Le temps des comptes
30.9.11Fin septembre, c’était le temps des comptes, moment de tirer des traits à la règle. Fin septembre, c’était le temps de rassembler les tickets papier carbone. Au stylo bien appuyé, étaient inscrits une masse en tonne, un degré approximatif d’alcool, une date, un nom, un code : 2,2 tonnes, 12.5°, Sanchez, 1151. Fin septembre, fallait maintenant tous les retrouver, les classer chronologiquement, les additionner et poser les chiffres sur un petit cahier à spirales bleu.
Il s'installait à la table de la cuisine, ouvrait son registre et feuilletait les années passées avec un sourire mécanique sur les saisons aux récoltes abondantes et quelques raclements de gorge devant celles génératrices de mauvais crus.
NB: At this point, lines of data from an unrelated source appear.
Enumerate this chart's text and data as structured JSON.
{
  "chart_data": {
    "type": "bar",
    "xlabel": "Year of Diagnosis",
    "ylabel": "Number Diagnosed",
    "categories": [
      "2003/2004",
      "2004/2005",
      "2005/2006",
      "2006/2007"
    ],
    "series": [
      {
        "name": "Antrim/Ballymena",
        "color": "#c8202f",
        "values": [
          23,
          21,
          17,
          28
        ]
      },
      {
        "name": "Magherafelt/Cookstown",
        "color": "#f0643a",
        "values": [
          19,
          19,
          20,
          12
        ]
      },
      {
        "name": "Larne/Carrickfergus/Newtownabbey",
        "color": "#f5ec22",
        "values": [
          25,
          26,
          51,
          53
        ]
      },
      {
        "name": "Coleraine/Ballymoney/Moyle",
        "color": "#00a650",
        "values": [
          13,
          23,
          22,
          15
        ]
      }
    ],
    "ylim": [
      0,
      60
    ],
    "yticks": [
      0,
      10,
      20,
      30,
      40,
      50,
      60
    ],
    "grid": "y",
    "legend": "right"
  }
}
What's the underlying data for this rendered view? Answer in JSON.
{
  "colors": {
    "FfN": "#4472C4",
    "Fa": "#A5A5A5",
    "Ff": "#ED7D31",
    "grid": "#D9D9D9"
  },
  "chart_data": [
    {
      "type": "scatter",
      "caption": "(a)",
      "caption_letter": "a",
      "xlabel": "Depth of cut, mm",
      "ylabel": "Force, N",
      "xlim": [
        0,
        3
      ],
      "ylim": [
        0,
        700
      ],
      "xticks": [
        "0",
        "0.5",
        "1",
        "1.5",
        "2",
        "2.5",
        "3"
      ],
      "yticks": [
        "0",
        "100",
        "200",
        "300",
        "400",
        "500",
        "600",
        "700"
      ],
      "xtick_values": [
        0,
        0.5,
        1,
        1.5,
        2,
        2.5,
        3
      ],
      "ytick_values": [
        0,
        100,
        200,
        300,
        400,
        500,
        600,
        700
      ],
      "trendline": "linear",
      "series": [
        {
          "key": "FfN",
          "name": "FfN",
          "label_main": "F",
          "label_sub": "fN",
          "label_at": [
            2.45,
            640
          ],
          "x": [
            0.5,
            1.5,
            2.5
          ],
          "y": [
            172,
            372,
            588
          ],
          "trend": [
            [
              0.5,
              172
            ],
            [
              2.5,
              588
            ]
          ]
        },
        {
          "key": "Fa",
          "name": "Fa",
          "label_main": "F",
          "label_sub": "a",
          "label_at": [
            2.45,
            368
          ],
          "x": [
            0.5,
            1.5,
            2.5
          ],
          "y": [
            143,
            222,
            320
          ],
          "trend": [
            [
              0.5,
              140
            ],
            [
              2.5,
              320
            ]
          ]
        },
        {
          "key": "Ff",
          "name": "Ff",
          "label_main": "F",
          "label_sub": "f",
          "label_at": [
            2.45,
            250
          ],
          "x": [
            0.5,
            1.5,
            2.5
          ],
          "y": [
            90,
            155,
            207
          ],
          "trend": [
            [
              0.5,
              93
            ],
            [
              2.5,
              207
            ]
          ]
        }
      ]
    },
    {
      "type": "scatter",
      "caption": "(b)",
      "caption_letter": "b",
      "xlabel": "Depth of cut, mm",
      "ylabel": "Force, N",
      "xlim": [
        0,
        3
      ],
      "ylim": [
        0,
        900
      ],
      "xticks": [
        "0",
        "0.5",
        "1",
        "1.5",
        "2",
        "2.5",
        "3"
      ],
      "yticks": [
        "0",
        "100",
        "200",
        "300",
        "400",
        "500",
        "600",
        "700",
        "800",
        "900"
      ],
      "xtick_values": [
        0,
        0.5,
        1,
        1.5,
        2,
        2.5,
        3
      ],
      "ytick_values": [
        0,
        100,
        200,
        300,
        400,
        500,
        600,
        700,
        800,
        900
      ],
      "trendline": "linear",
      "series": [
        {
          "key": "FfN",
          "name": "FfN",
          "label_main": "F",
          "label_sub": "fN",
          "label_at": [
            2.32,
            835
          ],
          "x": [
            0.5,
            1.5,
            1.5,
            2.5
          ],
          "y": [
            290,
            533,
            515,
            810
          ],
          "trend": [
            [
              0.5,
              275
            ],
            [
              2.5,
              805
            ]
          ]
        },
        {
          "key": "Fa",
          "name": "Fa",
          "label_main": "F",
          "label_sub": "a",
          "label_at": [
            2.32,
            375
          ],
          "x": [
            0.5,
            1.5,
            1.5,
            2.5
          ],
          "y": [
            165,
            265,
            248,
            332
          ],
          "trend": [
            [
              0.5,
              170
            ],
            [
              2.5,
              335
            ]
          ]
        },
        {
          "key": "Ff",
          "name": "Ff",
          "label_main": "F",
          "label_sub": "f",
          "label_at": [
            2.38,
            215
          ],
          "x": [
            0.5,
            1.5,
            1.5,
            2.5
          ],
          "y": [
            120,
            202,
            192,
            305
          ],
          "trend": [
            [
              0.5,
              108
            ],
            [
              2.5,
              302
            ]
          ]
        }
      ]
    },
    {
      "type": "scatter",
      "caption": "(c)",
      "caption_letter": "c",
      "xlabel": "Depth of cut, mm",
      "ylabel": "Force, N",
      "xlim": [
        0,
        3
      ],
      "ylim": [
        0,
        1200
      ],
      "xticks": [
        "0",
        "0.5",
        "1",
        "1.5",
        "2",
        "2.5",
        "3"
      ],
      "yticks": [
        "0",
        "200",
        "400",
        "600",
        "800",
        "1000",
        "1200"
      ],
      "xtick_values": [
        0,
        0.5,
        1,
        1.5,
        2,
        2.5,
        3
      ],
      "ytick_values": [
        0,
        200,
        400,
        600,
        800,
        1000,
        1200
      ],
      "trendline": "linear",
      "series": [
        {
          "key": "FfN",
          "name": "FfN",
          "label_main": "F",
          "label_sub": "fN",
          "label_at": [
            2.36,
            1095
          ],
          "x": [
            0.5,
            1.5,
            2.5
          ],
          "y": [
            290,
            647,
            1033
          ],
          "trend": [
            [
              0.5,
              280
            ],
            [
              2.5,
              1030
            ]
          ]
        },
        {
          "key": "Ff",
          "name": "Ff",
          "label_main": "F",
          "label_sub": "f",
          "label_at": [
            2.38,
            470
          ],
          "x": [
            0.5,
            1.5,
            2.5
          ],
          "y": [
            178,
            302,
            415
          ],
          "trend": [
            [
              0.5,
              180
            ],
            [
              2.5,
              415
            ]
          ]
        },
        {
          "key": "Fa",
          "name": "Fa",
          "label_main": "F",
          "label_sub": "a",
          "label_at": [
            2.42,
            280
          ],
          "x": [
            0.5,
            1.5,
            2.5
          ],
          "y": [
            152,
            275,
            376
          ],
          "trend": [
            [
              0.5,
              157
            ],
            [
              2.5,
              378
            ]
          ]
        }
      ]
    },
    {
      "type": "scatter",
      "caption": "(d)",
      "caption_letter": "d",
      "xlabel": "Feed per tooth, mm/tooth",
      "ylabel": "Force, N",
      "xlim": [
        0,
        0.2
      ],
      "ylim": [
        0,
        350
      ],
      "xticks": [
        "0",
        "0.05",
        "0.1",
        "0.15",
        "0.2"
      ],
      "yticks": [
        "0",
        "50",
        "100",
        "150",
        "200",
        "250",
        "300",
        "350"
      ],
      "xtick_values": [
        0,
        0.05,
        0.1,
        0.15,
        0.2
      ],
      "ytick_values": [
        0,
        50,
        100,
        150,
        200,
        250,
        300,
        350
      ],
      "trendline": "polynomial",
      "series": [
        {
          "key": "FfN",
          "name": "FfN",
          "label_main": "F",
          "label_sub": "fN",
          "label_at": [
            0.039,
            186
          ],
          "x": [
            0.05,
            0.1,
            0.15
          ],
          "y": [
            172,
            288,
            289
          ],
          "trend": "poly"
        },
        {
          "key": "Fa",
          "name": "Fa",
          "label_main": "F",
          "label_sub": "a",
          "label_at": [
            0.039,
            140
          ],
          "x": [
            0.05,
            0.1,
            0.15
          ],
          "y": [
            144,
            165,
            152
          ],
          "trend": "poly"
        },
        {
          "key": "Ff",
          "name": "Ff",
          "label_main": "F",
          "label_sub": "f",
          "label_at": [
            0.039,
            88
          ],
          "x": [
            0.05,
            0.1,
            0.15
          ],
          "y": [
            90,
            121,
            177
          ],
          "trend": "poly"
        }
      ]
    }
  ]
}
Il tournait les pages avec une grande préciosité. Il humectait d’abord son index à la bouche puis prenait chaque feuille par la marge haute, lisait et glissait lentement son doigt sur la tranche avant de la faire basculer d’une pichenette. Il caressait ensuite le verso comme pour apaiser les chiffres définitivement enfermés dans le papier et l’oubli.
Nouvelle page et en haut en cursives majuscules, il inscrivait le mois et l’année de la récolte, changeait de stylo et tirait son premier trait de soulignement à bille rouge. Il alignait alors tous les chiffres face aux noms de chacune de ses vignes, tournait et retournait chaque ticket, les inspectait une, deux, trois fois. Puis, à chaque levée de stylo, à chaque effet retour, ses yeux roulaient sur la journée passée, le temps et la pénibilité affrontés, les gens autour, sa fierté et la satisfaction du travail bien accompli.
Les additions étaient parfaites, chiffres alignés au cordeau des marges, bien calés sur les petits carreaux de la feuille, recomptés et comparés à leurs équivalents de la saison passée. Chaque kilogramme de raisins notifié était soigneusement courbé sans aucune biffure autorisée. Chaque pensée qui accompagnait ce travail semblait couler sur la feuille et se fondre dans la propreté et l’alignement obsessionnel de chaque nombre. Il passait ainsi dans sa cuisine plusieurs heures de silence à calligraphier sa vie de vigneron avec toute la solennité de l’ultime étape qui signifierait bientôt la bonne ou mauvaise année, la bonne ou mauvaise humeur pour l’hiver à venir.